Borrowing a trick from Jonathon Swift, Franklin predicted the death of a rival. When the due date arrived, he pronounced the man dead. When his rival claimed to be still alive, Franklin dismissed the protests as a cruel hoax perpetrated by others trying to make money from the dead man’s name.
Franklin’s weather forecasts a year ahead were also tongue in cheek – “Ignorant men wonder how we astrologers fortell the weather so exactly…Alas! ‘tis easy as pissing abed. For instance: the stargazer peeps at the heavens through a long glass; he sees perhaps Taurus, or the great bull, in a mighty chase, stamping on the floor of his house, swinging his tail about …Distance being considered, and time allowed for all this to come down, there you have wind and thunder.”
Franklin’s scientific work made him the most famous American in Britain and Europe. He was the first person outside Britain to receive the Royal Society’s Coply medal. Hailed by the German philosopher Immanuel Kant as the “modern Prometheus”, Franklin was elected a foreign associate of the French Acadamy of Sciences and received honory degrees from numerous universities.
In politics he played a vital role in the decades before the American Revolution. Once war broke out, he helped write the Declaration of Independence then was given the crucial task of handling the French alliance. Hailed as the “electrical ambassador” in France, the French statesman Turgot said of Franklin “He snatched lightning from heaven and the sceptre from tyrants.” One portrait showed Franklin enthroned in the sky surrounded by winged deities with a lightning bolt behind him. Louis XVI, although helping the American cause, had a Sevres chamber pot made with Franklin’s portrait inside as a gift for one of Franklin’s admirers.

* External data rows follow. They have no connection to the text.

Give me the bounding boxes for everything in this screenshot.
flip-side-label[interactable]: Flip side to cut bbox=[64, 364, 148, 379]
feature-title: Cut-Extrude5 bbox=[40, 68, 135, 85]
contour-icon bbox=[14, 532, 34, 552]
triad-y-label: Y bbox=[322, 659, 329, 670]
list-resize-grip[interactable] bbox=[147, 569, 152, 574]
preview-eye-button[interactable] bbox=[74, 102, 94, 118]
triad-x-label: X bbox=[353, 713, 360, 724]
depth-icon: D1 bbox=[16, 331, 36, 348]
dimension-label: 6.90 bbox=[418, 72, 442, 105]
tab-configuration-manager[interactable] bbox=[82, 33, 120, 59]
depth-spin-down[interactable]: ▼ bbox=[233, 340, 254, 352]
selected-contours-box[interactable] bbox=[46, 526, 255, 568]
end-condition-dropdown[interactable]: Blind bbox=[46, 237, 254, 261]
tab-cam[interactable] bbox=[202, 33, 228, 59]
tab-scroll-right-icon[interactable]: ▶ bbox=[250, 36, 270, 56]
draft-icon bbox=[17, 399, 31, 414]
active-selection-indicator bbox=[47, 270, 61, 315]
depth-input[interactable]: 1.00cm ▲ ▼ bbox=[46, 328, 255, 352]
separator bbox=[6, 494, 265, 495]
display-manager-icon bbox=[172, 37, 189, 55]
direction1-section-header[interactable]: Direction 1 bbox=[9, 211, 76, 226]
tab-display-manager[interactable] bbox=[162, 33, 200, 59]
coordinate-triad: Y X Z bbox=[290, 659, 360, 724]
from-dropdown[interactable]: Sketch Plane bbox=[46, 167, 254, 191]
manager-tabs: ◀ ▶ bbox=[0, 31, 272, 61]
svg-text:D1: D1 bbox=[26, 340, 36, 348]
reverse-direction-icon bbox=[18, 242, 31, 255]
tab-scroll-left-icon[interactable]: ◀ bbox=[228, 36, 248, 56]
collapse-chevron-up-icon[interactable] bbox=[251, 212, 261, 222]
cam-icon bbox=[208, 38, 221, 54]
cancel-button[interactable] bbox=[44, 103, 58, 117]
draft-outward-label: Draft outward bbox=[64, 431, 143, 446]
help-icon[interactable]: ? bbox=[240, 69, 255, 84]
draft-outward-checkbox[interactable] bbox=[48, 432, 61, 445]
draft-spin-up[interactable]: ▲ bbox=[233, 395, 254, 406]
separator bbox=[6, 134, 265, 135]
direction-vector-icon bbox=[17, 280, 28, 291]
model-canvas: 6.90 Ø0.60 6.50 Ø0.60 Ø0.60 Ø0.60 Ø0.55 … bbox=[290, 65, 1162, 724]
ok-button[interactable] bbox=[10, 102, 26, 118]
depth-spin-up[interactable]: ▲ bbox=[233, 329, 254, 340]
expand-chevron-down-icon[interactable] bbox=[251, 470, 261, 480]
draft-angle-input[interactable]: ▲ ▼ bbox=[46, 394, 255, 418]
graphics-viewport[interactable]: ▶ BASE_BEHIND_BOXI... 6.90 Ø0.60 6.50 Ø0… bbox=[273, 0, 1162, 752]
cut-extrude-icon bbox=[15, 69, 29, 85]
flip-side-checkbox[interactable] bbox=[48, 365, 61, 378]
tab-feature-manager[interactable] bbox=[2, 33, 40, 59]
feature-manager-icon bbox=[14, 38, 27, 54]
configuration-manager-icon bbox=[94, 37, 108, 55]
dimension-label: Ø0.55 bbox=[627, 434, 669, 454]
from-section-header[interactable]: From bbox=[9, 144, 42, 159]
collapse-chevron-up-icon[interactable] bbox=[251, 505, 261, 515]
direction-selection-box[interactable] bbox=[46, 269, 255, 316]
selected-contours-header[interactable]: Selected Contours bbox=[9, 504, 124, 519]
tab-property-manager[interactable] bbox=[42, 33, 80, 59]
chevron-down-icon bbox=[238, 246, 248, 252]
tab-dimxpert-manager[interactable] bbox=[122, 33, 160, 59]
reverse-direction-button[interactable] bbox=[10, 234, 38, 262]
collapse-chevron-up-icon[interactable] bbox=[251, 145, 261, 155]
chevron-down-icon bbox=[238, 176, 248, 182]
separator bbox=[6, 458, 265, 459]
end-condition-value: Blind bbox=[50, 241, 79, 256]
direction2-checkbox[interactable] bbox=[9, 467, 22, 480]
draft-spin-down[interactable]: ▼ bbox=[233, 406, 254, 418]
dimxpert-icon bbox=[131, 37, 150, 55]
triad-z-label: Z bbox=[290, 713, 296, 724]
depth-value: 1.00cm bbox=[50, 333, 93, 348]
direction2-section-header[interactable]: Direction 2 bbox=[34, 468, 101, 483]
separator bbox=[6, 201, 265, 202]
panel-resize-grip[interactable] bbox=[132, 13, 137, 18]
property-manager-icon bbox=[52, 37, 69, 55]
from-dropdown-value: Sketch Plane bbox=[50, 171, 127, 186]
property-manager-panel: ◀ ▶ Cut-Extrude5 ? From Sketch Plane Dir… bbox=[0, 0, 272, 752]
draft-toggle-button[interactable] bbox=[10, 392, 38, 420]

By the time Britain was defeated and a treaty negotiated, Franklin was eighty. Sailing home, he found time to measure the depth of the Gulf Stream using a corked bottle on a thirty-five fathom line. The pressure at depth forced the cork into the bottle followed by deep water. Pulled back to the surface, the water temperature was 12 F colder than the surface, proving that the Gulf Stream was a relatively shallow layer of warm water.
Back on land, Franklin returned to politics and helped revise the Constitution, before dying aged 83, one of the most remarkable statesmen-scientists the world has seen.